Following the Bank of England’s action, the 30-year yield dropped by 20 basis points on Wednesday. The British central bank also stated that it remains focused on reducing its 838 billion pounds ($892 billion) of gilt holdings by 80 billion pounds over the next year. However, owing to the market conditions it would postpone the start of the gilt sales.
As the market conditions stabilize once again, BoE plans to sell back the gilts. “These purchases will be strictly time-limited. They are intended to tackle a specific problem in the long-dated government bond market,” it further added.
Sterling Pound Collapses
The British Sterling pound has been on a steep fall against the U.S. Dollar hitting new all-time lows. In the early trade on Thursday, September 29, The pan-European Stoxx 600 fell 1.7% with GBP falling another 1% to trade around $1.078.

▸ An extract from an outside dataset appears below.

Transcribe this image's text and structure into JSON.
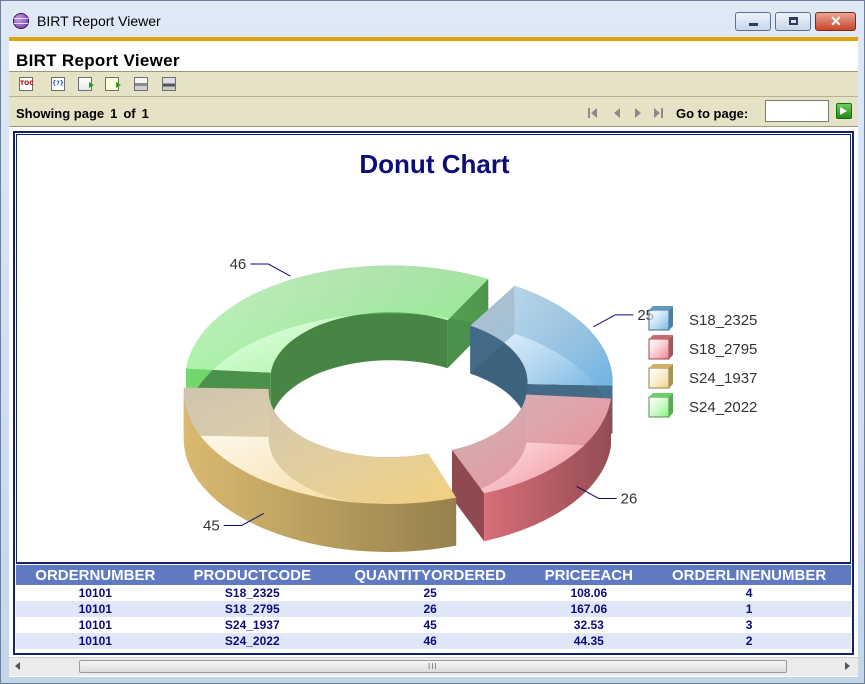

Prime Minister Liz Truss along with her chancellor Kwasi Kwarteng unveiled a mini-budget on coming to power earlier this month. Her government’s plans to cut taxes, especially for the U.K’s highest earners, have sent shock waves across the financial markets causing the GBP to plummet. Analysts have been arguing that this would fuel already soaring inflation and increase economic inequality.
The International Monetary Fund (IMF) rebuked the British government urging them to re-evaluate their plan. Rebecca McDonald, the chief economist at the Joseph Rowntree Foundation, said:
“There are many millions of people across the UK who will find this winter incredibly difficult financially. These people had to watch the chancellor cut taxes for those who are better off — it was incredibly difficult to hear.”
Over the current actions of the Liz Truss government, Brits have expressed major concerns with decreasing confidence in the Prime Minister.